He certainly didn’t forget the nuances of the problem – we had recently talked about it, and Ransom as one of the smartest devs I had known. “Is it fair to say, that’s how the system is built?”
I imagined walking through the specifics of this pretty complex bug, some of the limitations of the architecture, the specific workaround, and talking about the specifics. When audience asked the question, I closed my eyes and put myself in Ransom’s shoes. It was clear that he understood the core of how the system worked, but he overgeneralized it a bit and didn’t account for the edge cases that Ransom and I had discovered. The audience member described his interpretation of how he thought out system worked and asked Ransom if his interpretation was correct. The question was in relation to the system that Ransom and I were discussing a few weeks earlier. After about 6-7 minutes, Ransom answered a question in a way that would permanently change the way I thought about teaching. It was really cool to see my mentor representing my office on a stage in front of hundreds of people.Īfter Ransom finished his presentation, he gave the audience time to ask questions. He broke down the organization of different structures in the application, walked through examples of how our engine could sync things across peer-to-peer networks (plus SharePoint and other endpoints too) and talked about how everything was set up. I watched Ransom articulate exactly how our system worked. He flew out to Redmond, and his presentation was video streamed for developers outside of Redmond.
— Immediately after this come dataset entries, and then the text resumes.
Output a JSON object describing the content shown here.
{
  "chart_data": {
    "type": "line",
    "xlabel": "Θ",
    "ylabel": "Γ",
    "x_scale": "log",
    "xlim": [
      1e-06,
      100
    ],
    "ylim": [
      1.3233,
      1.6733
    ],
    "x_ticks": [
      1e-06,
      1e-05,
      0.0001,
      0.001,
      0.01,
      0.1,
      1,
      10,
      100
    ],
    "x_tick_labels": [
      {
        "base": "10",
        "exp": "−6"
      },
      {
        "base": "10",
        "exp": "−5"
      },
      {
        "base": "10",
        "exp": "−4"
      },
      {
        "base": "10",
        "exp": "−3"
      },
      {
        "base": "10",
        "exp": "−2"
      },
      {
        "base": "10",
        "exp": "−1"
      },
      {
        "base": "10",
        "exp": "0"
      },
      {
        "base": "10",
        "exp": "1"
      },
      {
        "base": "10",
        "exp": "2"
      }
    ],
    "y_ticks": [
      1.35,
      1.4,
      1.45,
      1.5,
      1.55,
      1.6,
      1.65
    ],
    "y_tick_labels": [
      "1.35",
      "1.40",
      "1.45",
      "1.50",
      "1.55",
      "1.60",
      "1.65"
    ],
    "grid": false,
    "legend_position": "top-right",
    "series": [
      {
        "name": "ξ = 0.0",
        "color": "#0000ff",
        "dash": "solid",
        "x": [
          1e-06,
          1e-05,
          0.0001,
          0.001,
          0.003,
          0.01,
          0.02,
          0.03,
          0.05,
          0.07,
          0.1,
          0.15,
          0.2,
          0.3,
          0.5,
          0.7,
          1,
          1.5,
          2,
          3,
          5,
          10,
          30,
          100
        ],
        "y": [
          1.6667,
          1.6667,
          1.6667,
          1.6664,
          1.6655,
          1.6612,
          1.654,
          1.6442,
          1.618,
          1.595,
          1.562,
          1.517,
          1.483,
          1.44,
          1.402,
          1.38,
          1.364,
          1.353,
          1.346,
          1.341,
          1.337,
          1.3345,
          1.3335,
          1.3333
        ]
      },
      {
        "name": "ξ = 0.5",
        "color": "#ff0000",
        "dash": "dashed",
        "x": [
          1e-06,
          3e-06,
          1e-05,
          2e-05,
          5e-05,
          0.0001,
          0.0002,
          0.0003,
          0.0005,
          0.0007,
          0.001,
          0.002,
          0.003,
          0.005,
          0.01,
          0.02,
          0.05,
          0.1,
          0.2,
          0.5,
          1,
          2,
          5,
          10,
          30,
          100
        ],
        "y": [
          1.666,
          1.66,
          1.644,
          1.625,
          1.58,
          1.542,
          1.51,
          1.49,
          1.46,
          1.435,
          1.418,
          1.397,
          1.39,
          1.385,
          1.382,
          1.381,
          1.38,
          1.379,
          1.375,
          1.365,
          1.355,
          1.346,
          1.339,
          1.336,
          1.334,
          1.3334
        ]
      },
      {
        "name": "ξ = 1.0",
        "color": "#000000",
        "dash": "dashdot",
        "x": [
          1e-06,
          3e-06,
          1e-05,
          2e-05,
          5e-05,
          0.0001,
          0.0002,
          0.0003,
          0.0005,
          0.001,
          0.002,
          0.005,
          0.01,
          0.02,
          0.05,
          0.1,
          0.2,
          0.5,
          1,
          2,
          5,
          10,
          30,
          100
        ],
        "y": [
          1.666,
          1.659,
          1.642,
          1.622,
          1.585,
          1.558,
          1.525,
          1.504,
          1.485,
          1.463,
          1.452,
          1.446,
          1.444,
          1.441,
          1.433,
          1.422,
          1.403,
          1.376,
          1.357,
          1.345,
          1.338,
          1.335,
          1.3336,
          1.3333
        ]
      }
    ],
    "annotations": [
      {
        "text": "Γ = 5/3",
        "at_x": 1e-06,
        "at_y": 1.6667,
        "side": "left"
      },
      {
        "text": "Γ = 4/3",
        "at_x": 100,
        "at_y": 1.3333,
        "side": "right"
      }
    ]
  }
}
He was scheduled to talk about how our system was architected. A few weeks later Ransom was set to give a presentation to the entire Microsoft development team. Ransom and I decided that it made sense to solve the bugs in this edge case in a way different from the way from how the core of the system was designed. Unfortunately, this edge case didn’t fit inside the paradigm like everything else.
#KEN MAZAIKA CODE#
Our code had a sophisticated, thought-out organization. I explained the bug to Ransom and walked him through why it was happening. I knocked on Ransom’s door to tell him about it. There was a problem with the way our files were synced peer-to-peer. There was one bug that I remember in particular. I was developing a better eye for noticing problems too. By the end of my internship, I was shipping features and bug fixes very quickly. Over time, I became more and more effective. It was painful. But the process taught me more about programming and problem solving than any other experience I had gone through previously. Ransom probably could have done it in only a few hours. After a painstaking month of work, dozens of hours of talking things through with Ransom and other developers, and a number of code reviews that made me start over from scratch, I finally shipped a feature. The first responsibility that I had was to spruce up the automated test suite in a very narrow and specific aspect of the product.
I was assigned a few basic tasks that would help me get familiar with the codebase, workflow, and product. I’ll rewind a little bit to give some context. I learned the most important lesson from him when he lied on stage at a huge Microsoft conference.
#KEN MAZAIKA HOW TO#
He taught me so many things about how to help other people learn quickly.īut here’s the crazy part. I wrote about the most important one on Inc.com a little while back. Throughout my internship, I learned more than one powerful lesson while working with him. But he always took the time to make sure he put me on the right track and in a position to complete my assigned work. To be honest, I was intimidated by Ransom. I’d always see other senior developers knocking on his door to ask for advice. Ransom seemed to know everything about the codebase. He took me under his wing and accelerated my learning. I had a lot of people to thank, but the most important one was my mentor, Ransom. It was scary.īut by the end of my 6-month internship, I had turned myself into a contributing member of a high-performing team. I couldn’t have doubted myself any more than I did. Despite that, I was expected to help the dev team build a better product. I had to work in a codebase that spanned millions of lines of code and use a programming language that I was completely unfamiliar with. We were responsible for the internals of a distributed peer-to-peer network, and it was one of the most complex applications I’ve ever worked on. I was working on the Microsoft Office team.
#KEN MAZAIKA SOFTWARE#
Early in my software engineering career, I had an internship at Microsoft.